HUNTINGTON — Drilling is scheduled to begin this afternoon for what may be the final attempt to reach six miners trapped in the Crandall Canyon Mine.

It comes after no signs of life were detected inside the last 8 5/8-inch hole to be drilled through a mountain, the federal Mine Safety and Health Administration said this afternoon.

"No pictures or air samples were obtained from bore hole No. 5 as the hole became plugged with mud," MSHA said in a brief statement this afternoon.

The sixth hole will be the final one, the mine's owner has said.

"This is the last hole," mine owner Bob Murray said Wednesday night. "If we don't find anybody in that hole, there is nowhere else that anyone ... would know where to drill anymore holes to try to find these trapped miners."

Rescuers are drilling 1,700 feet through a mountain to a cavern where the miners were last believed to be.
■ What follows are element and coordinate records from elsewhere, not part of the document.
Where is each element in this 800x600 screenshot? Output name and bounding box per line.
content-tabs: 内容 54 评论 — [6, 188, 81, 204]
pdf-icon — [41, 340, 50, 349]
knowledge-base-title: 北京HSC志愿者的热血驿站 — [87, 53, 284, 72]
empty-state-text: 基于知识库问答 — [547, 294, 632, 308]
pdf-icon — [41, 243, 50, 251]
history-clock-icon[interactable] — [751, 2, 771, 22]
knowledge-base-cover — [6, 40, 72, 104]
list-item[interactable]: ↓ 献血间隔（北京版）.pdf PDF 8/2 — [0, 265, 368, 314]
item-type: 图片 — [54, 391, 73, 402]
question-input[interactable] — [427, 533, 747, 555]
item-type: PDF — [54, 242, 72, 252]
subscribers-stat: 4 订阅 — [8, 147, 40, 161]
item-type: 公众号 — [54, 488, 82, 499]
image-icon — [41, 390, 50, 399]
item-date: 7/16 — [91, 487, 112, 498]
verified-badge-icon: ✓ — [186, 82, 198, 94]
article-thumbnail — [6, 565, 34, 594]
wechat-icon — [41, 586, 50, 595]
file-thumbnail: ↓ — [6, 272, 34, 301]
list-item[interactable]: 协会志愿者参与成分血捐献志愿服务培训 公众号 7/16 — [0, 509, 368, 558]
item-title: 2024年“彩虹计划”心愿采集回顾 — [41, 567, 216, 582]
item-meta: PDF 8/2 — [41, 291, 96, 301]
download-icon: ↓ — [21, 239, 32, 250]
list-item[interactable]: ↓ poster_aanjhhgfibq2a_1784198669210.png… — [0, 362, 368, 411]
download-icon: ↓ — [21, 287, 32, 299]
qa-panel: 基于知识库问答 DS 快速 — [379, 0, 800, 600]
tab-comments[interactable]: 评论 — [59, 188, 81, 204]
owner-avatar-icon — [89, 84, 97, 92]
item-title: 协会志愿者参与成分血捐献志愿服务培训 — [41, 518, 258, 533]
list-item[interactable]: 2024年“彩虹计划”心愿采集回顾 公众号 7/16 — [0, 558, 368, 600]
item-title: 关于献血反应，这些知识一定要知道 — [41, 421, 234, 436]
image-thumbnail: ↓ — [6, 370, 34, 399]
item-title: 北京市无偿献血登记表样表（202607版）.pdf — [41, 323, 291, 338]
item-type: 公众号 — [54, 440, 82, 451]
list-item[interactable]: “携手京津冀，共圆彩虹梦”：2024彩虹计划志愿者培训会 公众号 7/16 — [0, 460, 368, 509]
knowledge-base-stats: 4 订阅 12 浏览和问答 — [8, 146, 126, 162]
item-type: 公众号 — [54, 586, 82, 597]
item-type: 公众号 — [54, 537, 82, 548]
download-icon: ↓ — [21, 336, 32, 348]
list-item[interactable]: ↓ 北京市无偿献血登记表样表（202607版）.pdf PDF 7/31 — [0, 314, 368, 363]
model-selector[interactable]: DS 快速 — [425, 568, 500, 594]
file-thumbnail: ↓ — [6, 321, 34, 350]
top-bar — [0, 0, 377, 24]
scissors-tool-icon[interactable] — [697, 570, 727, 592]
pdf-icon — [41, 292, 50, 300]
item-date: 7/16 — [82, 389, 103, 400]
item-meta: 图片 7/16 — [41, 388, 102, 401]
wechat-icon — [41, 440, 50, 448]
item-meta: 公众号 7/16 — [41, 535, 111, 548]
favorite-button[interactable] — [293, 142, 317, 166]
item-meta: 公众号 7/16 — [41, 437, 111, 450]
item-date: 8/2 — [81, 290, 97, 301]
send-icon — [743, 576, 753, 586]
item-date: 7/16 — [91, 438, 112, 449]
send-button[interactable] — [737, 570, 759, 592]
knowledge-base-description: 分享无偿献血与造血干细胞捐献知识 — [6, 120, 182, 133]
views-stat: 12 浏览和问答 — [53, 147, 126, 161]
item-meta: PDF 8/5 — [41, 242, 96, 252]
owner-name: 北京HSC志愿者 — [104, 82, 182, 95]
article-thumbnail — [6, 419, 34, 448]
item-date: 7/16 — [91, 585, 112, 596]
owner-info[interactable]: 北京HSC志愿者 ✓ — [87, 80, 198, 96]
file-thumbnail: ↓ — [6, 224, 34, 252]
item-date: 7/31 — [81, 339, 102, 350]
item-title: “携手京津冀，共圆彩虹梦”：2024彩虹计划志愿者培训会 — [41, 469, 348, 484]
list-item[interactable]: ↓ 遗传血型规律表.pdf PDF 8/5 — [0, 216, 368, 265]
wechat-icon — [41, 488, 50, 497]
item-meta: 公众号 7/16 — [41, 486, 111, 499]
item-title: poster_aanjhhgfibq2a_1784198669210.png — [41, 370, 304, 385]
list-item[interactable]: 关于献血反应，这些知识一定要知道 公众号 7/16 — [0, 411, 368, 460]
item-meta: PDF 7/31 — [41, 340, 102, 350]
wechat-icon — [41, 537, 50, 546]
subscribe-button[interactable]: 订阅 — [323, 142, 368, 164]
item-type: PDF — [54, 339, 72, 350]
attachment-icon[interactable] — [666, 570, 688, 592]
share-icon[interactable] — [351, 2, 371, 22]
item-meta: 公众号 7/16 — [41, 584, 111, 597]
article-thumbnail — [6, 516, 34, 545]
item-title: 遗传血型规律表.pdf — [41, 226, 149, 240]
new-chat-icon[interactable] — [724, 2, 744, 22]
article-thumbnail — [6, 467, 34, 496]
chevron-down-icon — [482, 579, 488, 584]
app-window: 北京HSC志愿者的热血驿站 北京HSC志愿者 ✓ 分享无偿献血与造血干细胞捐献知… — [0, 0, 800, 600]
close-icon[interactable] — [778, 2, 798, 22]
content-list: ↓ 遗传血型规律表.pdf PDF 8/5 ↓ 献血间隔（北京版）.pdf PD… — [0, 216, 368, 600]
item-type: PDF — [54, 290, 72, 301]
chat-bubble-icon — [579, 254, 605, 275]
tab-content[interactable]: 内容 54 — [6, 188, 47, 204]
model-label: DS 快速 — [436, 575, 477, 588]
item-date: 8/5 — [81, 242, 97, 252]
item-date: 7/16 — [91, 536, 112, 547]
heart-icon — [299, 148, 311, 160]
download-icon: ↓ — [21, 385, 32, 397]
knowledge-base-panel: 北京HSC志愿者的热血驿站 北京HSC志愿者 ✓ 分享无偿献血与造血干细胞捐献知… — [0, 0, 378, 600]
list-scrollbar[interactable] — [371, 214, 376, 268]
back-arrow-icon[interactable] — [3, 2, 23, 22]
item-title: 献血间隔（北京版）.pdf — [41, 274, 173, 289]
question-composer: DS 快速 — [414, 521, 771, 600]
The drill is expected to break through Saturday, and it may bring a heartbreaking and frustrating halt to the frantic search for trapped miners Don Erickson, Kerry Allred, Luis Hernandez, Brandon Phillips, Carlos Payan and Manuel Sanchez. The men may be entombed inside a mountain.

Rescue efforts trudge along "until we're assured there's no life, and we can't get the folks," said Jack Kuzar, a regional director for MSHA.

A fifth hole that punched through 1,586 feet of mountain Wednesday went only 6 inches into the cavern before hitting a coal bed.

"It was within 6 inches of the roof. There was no one going to get in that area," Kuzar said Wednesday.

Air samples were being taken and a camera was lowered Wednesday night in an attempt to glean information about the miners' fate.

Four previous drilling operations have shown no sign of the miners, who have been trapped since a 3.9 magnitude seismic event collapsed the section of the mine where they were working Aug. 6. In addition, air samples taken from the drilled holes have shown that oxygen levels in those areas of the mine are insufficient to sustain human life.

Families react

Federal authorities met with some of the families of the trapped miners this morning. They left without commenting to reporters. The families have urged the rescue effort to continue and said they would ask Utah Gov. Jon Huntsman Jr. to exert some pressure.